Lombardi Filippo · Ständerat · 2014-06-03
Lombardi Filippo · Ständerat · Tessin · Fraktion CVP-EVP · 2014-06-03
Wortprotokoll
Wir sind fehlbar, das Parlament ist fehlbar, das wissen wir. Auch das Volk ist fehlbar. Unfehlbarkeit gehört nicht zur Menschheit - sagen wir es einmal so.
Was wollen wir tun, um aus dieser unglücklichen Situation herauszukommen? Wir hätten eine Lösung. In anderen Ländern wird es so gemacht, aber wir haben es bis jetzt abgelehnt, es so zu machen. Vielleicht müssen wir diese Frage nochmals prüfen, die Frage eines Verfassungsgerichtes. Ist das Verfassungsgericht weniger fehlbar als das Volk oder das Parlament? Diese Frage darf gestellt werden, und sie wird nicht heute beantwortet.
Immerhin, in der Regel haben wir in solchen Fällen bis jetzt immer "in dubio pro populo" gesagt. Das ist unsere einzige Leitplanke. Wir überlassen es also dem Volk. Ich bin mit diesem System nicht mehr einverstanden. Wir leben nicht in einer plebiszitären Demokratie. Wir leben in einem System des Gleichgewichtes zwischen direkter und repräsentativer Demokratie. Wir haben ein Gleichgewicht, das auf zwei Pfeilern basiert, und wir müssen daran festhalten. Das Volk stimmt regelmässig über die Vorlagen ab, aber das Volk wählt auch ein Parlament, in der Hoffnung, die Gewählten seien Leute, die sich vorbereitet haben, um diese Rolle wahrzunehmen, in der Hoffnung, es seien vernünftige Leute, die ihr Mandat als Volksvertreter mit Vernunft einsetzen. Am System festzuhalten, es dem Volk zu überlassen, ist gefährlich. Mit der Zeit wird unsere direkte Demokratie immer mehr unter Druck kommen, wenn wir uns nicht die Mühe geben, sie besser auszurichten. Das Volk hat das Recht, das Parlament und die Regierung mittels Referendum zu kontrollieren, da gibt es überhaupt keine Einwendungen, das ist keine Frage. Aber das Parlament hat laut Bundesverfassung die Aufgabe, die Gültigkeit der Initiativen zu prüfen. Diese Aufgabe müssen wir wahrnehmen. Deswegen müssen wir uns jetzt wirklich in einer Grundsatzdebatte mit diesen Fragen auseinandersetzen.
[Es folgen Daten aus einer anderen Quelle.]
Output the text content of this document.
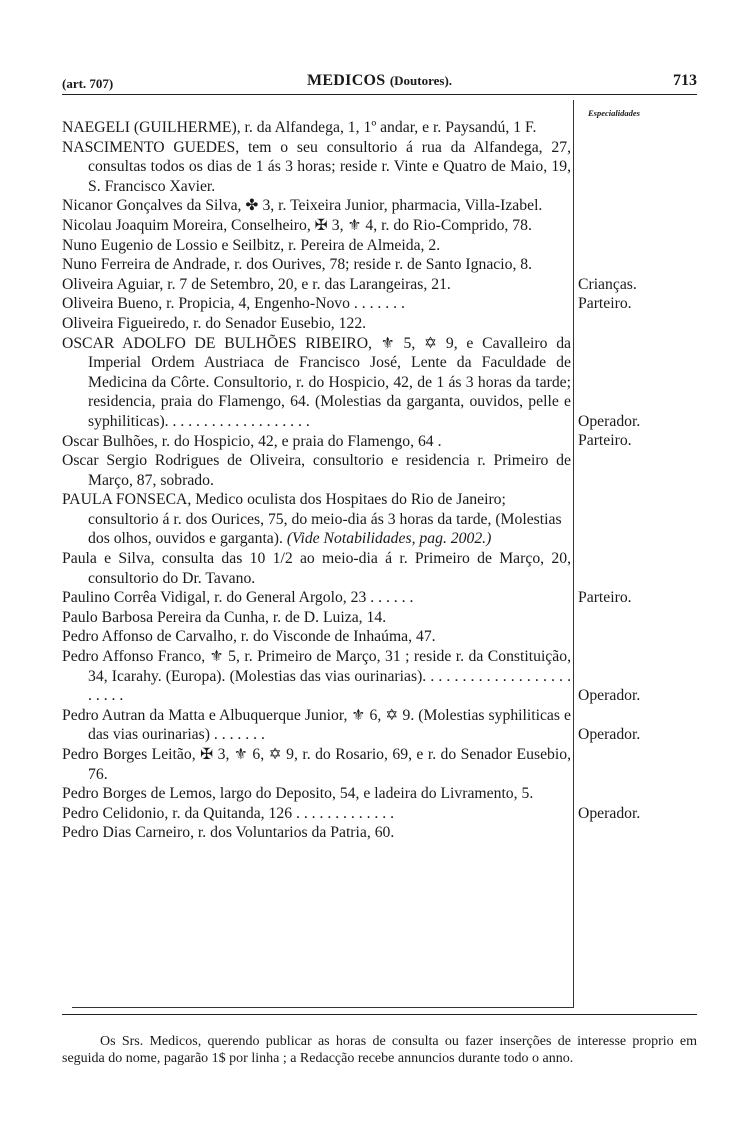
(art. 707)	MEDICOS (Doutores).	713
Especialidades

NAEGELI (GUILHERME), r. da Alfandega, 1, 1º andar, e r. Paysandú, 1 F.

NASCIMENTO GUEDES, tem o seu consultorio á rua da Alfandega, 27, consultas todos os dias de 1 ás 3 horas; reside r. Vinte e Quatro de Maio, 19, S. Francisco Xavier.

Nicanor Gonçalves da Silva, ✤ 3, r. Teixeira Junior, pharmacia, Villa-Izabel.

Nicolau Joaquim Moreira, Conselheiro, ✠ 3, ⚜ 4, r. do Rio-Comprido, 78.

Nuno Eugenio de Lossio e Seilbitz, r. Pereira de Almeida, 2.

Nuno Ferreira de Andrade, r. dos Ourives, 78; reside r. de Santo Ignacio, 8.

Oliveira Aguiar, r. 7 de Setembro, 20, e r. das Larangeiras, 21.

Oliveira Bueno, r. Propicia, 4, Engenho-Novo . . . . . . .

Oliveira Figueiredo, r. do Senador Eusebio, 122.

OSCAR ADOLFO DE BULHÕES RIBEIRO, ⚜ 5, ✡ 9, e Cavalleiro da Imperial Ordem Austriaca de Francisco José, Lente da Faculdade de Medicina da Côrte. Consultorio, r. do Hospicio, 42, de 1 ás 3 horas da tarde; residencia, praia do Flamengo, 64. (Molestias da garganta, ouvidos, pelle e syphiliticas). . . . . . . . . . . . . . . . . . .

Oscar Bulhões, r. do Hospicio, 42, e praia do Flamengo, 64 .

Oscar Sergio Rodrigues de Oliveira, consultorio e residencia r. Primeiro de Março, 87, sobrado.

PAULA FONSECA, Medico oculista dos Hospitaes do Rio de Janeiro; consultorio á r. dos Ourices, 75, do meio-dia ás 3 horas da tarde, (Molestias dos olhos, ouvidos e garganta). (Vide Notabilidades, pag. 2002.)

Paula e Silva, consulta das 10 1/2 ao meio-dia á r. Primeiro de Março, 20, consultorio do Dr. Tavano.

Paulino Corrêa Vidigal, r. do General Argolo, 23 . . . . . .

Paulo Barbosa Pereira da Cunha, r. de D. Luiza, 14.

Pedro Affonso de Carvalho, r. do Visconde de Inhaúma, 47.

Pedro Affonso Franco, ⚜ 5, r. Primeiro de Março, 31 ; reside r. da Constituição, 34, Icarahy. (Europa). (Molestias das vias ourinarias). . . . . . . . . . . . . . . . . . . . . . . .

Pedro Autran da Matta e Albuquerque Junior, ⚜ 6, ✡ 9. (Molestias syphiliticas e das vias ourinarias) . . . . . . .

Pedro Borges Leitão, ✠ 3, ⚜ 6, ✡ 9, r. do Rosario, 69, e r. do Senador Eusebio, 76.

Pedro Borges de Lemos, largo do Deposito, 54, e ladeira do Livramento, 5.

Pedro Celidonio, r. da Quitanda, 126 . . . . . . . . . . . . .

Pedro Dias Carneiro, r. dos Voluntarios da Patria, 60.

Crianças.
Parteiro.
Operador.
Parteiro.
Parteiro.
Operador.
Operador.
Operador.

Os Srs. Medicos, querendo publicar as horas de consulta ou fazer inserções de interesse proprio em seguida do nome, pagarão 1$ por linha ; a Redacção recebe annuncios durante todo o anno.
Man hat gesagt, wir hätten wir es der Ecopop-Initiative nicht getan und deswegen würden wir es auch diesmal nicht tun. Ich habe es bei der Ecopop-Initiative getan. Ich erachte mich daher nicht als inkonsequent, wenn ich jetzt wieder für die Ungültigerklärung der Vorlage plädiere. Aber wir dürfen nicht situativ und je nach Initiative und Initianten reagieren. Wir müssen die Gelegenheit vielmehr nutzen - und jetzt haben wir sie -, einmal eine Grundsatzdebatte zu führen. Die SPK hat die Debatte begonnen, und es ist richtig, der SPK die Möglichkeit zu geben, diese Analyse zu Ende zu führen. Sie soll uns in dem Fall mittels Mitbericht an die WAK ihre Haltung bekanntgeben. Deswegen sollten wir diese Gelegenheit nutzen, um die Frage gründlich zu prüfen. In diesem Sinn ist der Rückweisungsantrag Diener Lenz besser als eine Ungültigerklärung gemäss Antrag Hess Hans. Ich möchte lieber eine detaillierte Diskussion in der Kommission führen und dann hier berichten und allenfalls unsere Praxis ändern, anstatt jetzt situativ die Initiative direkt in diesem Saal für ungültig zu erklären.
Ich unterstütze daher den Antrag Diener Lenz und bitte Sie, dasselbe zu tun.